A que mais provocou contrariedade entre os conselheiros é a possibilidade de interceptação de advogado em parlatório - gravação de conversas entre advogado e cliente preso.
Um trecho do pacote de Moro altera a lei que regulamenta presídios federais de segurança máxima e estabelece a instalação de câmera no parlatório e nas áreas comuns, para fins de preservação da ordem interna e da segurança pública. As gravações entre advogado e cliente só poderão ser autorizadas por decisão judicial.
A interceptação, segundo o relatório da OAB, fere o Estatuto da Advocacia, que garante o sigilo profissional. Os pareceristas Alberto Toron e Lenio Streck também dizem que o projeto de Moro vai contra o artigo 133 da Constituição, "que confere status indispensável à figura do advogado para a administração da Justiça, destacando-se a inviolabilidade de seus atos e manifestações no exercício da profissão".
Escanteada pelo ministro da Justiça, a OAB também reclama que poderia ter contribuído tecnicamente para elaboração do texto que altera 14 pontos do Código Penal, Código de Processo Penal, Lei de Execução Penal, Lei de Crimes Hediondos e Código Eleitoral.
"Há convergência total por parte da comunidade científica de que a proposta do Ministério da Justiça não foi precedida do indispensável debate público que se esperava em um projeto com esse impacto sobre o sistema penal, processual penal e penitenciário", diz o documento.

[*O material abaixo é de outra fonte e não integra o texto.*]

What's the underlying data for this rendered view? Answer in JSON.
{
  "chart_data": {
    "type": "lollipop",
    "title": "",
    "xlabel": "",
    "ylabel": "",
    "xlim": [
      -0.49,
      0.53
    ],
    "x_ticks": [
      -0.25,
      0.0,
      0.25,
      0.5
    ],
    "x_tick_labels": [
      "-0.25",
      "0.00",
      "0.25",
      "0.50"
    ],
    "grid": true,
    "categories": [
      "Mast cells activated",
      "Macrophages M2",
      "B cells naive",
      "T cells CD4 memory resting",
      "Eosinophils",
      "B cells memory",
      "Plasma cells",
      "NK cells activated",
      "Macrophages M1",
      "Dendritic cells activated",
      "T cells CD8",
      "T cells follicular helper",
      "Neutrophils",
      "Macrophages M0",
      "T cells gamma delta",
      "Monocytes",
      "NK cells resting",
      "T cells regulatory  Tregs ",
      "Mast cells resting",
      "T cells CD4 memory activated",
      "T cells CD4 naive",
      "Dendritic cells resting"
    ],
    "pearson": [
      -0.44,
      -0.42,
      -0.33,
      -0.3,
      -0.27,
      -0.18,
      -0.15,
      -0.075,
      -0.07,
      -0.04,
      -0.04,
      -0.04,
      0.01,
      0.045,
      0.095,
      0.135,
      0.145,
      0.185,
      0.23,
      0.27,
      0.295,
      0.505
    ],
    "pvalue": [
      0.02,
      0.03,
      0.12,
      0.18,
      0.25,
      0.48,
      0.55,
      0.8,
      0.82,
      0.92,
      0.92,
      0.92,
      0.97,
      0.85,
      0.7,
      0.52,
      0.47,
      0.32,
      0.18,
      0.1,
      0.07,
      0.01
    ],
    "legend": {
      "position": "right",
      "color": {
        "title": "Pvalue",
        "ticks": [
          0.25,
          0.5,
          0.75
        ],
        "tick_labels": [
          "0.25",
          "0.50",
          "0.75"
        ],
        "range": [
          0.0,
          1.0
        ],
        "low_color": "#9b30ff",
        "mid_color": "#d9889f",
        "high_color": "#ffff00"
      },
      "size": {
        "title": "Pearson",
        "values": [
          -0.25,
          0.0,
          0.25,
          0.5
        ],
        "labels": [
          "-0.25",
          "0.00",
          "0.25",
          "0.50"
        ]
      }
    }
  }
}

O advogado criminalista Juliano José Breda, presidente da Comissão de Garantia do Direito de Defesa e relator do estudo, diz que o Conselho Federal convidou Moro para participar de reunião da entidade em 8 de abril. Mas, segundo ele, o ministro disse que não teria agenda e foi acompanhar Bolsonaro nos EUA.
— O projeto do ministro já começa com uma série de erros. O primeiro deles é a ausência de um debate aprofundado com os advogados especializados. Não foi construído democraticamente — afirma Breda.
— A segunda observação, a mais grave, é que o pacote veicula matérias de indiscutível inconstitucionalidade — completou.
A reportagem procurou a assessoria de imprensa do Ministério da Justiça, enviou perguntas e solicitou uma entrevista com Moro. A assessoria respondeu, na quarta-feira (17), que Moro nem outro porta-voz atenderiam ao pedido.
Outros nove trechos do pacote anticrime de Moro não sofreram rejeição entre os conselheiros da OAB.
São eles: 1) a criminalização do caixa dois; 2) criação do banco de perfil genético de condenados; 3) regulamentação da conexão de crimes da competência da Justiça Eleitoral; 4) criação do informante do bem; 5) alteração do regime jurídico dos presídios federais; 6) interrogatório e audiências por videoconferências; 7) aperfeiçoamento do conceito de organizações criminosas; 8) regulamentação das escutas ambientais; e 9) modificação do sistema de cobrança das multas penais.
Medidas questionadas pela OAB
1) Execução da pena antes do trânsito em julgado
Cumprimento da sentença imediatamente após condenação em segunda instância
O que diz a OAB: fere princípio constitucional da presunção de inocência.
2) Execução antecipada das decisões do Tribunal do Júri
Cumprimento da sentença imediatamente após condenação pelo júri.
O que diz a OAB: viola a presunção de inocência, o duplo grau de jurisdição e favorecerá aumento de erros do Judiciário.
3) Modificações nos embargos infringentes
Esse recurso só poderá ser interposto pelo réu caso um dos juízes em segunda instância tenha votado pela absolvição total dele.
O que diz a OAB: projeto busca cercear os meios de defesa e estimula injustiças, reduzindo esse recurso apenas à hipótese de voto absolutório. Se votarem por uma pena menor, com modificação de regime de pena ou prescrição, não caberão embargos infringentes
4) Mudanças no instituto da legítima defesa, em especial aos agentes de segurança pública
O juiz poderá reduzir a pena até a metade ou deixar de aplicá-la se a reação decorrer de medo, surpresa ou violenta emoção. Considera-se legítima defesa o policial ou agente de segurança que agir em conflito armado ou em risco de conflito.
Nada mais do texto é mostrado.